If you plan to visit the North American Auto Show, you don’t want to miss the Michelin display, which is rooted in a unique design challenge.

Now in its 12th year, the annual Michelin Challenge Design competition encourages aspiring designers from around the world to focus on design as it relates to a theme or an emerging trend in the automotive industry.

This year, the challenge’s them is “Driven/Undriven: The Duality of Tomorrow’s Automobiles.” For this challenge, participants were asked to explore the human connection to a vehicle and address the potential of autonomous motoring, as it opens new possibilities in automotive design.

With expected increases in populations, vehicles and traffic demands, vehicle autonomy is emerging as an essential component of future mobility systems. City planners and automotive system designers expect the car of the future will require some method of autonomous control to keep city traffic flowing.

For example, if the vehicle will be operated autonomously (commuting, running errands, staying within the urban environment) more than half the time, how can it transform to cater to a driver’s needs the rest of the time?
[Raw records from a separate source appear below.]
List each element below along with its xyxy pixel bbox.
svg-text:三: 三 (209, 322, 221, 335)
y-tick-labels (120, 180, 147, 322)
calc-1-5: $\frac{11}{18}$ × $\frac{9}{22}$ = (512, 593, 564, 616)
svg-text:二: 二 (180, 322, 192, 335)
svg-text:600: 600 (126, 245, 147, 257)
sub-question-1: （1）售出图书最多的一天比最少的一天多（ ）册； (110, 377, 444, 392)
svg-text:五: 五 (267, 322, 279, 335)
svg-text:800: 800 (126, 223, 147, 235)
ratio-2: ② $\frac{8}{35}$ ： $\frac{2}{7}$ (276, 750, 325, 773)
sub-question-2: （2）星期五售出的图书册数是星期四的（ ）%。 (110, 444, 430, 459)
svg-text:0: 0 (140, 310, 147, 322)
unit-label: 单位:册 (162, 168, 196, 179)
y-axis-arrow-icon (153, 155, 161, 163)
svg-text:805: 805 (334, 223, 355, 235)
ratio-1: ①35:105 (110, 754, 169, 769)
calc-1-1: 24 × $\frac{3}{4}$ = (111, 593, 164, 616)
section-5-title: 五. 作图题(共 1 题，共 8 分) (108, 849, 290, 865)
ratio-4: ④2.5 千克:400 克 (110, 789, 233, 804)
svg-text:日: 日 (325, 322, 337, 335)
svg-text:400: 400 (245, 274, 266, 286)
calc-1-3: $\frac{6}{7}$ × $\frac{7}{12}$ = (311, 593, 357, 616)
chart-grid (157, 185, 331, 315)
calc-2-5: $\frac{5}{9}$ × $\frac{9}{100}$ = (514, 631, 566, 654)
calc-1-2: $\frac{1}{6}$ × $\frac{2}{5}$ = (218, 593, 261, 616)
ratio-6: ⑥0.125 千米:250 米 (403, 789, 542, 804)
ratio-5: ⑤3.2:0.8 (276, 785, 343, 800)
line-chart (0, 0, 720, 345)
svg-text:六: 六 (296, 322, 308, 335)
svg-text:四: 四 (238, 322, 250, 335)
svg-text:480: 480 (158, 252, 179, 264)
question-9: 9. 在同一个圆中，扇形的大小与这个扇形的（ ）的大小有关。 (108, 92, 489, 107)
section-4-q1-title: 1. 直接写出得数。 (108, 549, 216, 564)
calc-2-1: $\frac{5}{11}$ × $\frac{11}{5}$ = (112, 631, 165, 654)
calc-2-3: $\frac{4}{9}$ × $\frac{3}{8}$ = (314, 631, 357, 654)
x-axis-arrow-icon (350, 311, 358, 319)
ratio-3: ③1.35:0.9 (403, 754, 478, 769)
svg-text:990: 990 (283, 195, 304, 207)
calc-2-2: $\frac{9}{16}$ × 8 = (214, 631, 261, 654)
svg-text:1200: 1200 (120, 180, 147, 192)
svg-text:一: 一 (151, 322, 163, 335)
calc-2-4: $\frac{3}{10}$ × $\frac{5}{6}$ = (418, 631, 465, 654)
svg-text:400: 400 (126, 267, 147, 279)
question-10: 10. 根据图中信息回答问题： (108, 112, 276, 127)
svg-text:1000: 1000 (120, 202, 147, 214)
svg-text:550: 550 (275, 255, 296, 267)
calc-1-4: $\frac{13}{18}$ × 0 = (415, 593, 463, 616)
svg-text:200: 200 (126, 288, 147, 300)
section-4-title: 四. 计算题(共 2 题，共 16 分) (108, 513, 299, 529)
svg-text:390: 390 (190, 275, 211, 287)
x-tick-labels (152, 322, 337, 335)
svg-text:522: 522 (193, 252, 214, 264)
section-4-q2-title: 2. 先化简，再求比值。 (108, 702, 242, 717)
Answering this question requires transforming the driven vehicle into an extension of the driver’s lifestyle, while retaining the experience of driving pleasure.

The emotional connection with one’s vehicle has traditionally been as closely tied with driving as with the sense of freedom that vehicle ownership has delivered to generations. Now, Michelin is challenging designers to explore how a vehicle can be designed to operate autonomously, while also creating an emotional connection through a “driven” mode.
“The strength of the Michelin Challenge Design competition is its ability to explore themes within the automotive industry that have the potential to affect vehicle and tire design worldwide,” said John Moloney, vice president of original equipment marketing, Michelin North and South America. “We continue to be surprised and delighted by the caliber or work that comes through this program."

Transportation and industry challenges explored through Michelin Challenge Design have included: solutions for alternative powertrains; vehicle-to-vehicle safety issues; safer fuel-efficient, smaller vehicles; and the future of electrifying vehicles.

“The topic of autonomy will bring maybe the most freedom yet in the use of personal and public transport,” said Stewart Reed, Michelin Challenge Design jury chairman and Chair of the Transportation Design Department, Art Center College of Design. “Some would say that autonomous vehicles are in fact the mass transit of the future—imagine a lot of autonomous vehicles clustered together and actually moving as a single larger vehicle, much like a school of fish will cluster and take on the shape of a larger fish to protect themselves. So we saw some great proposals from students and designers all over the world that suggested a bio-mimicry approach to autonomy.”

Works by individuals and teams of designers from Italy, China, South Korea, Finland, Serbia, Canada, Brazil, Mexico and Guatemala were selected by a distinguished jury of the world’s top automotive designers and industry experts.

The winning designs were chosen from more than 900 registrants representing 74 countries. Now in its thirteenth year, Michelin Challenge Design has received over 6,000 entries from 110 countries.

The winner of the 2014 challenge is Chris Luchowiec from Poland. The second-place winners are Chuang Dong, Zhen Qui and Haowen Deng from China. The third-place winner is Takbeom Heogh from South Korea.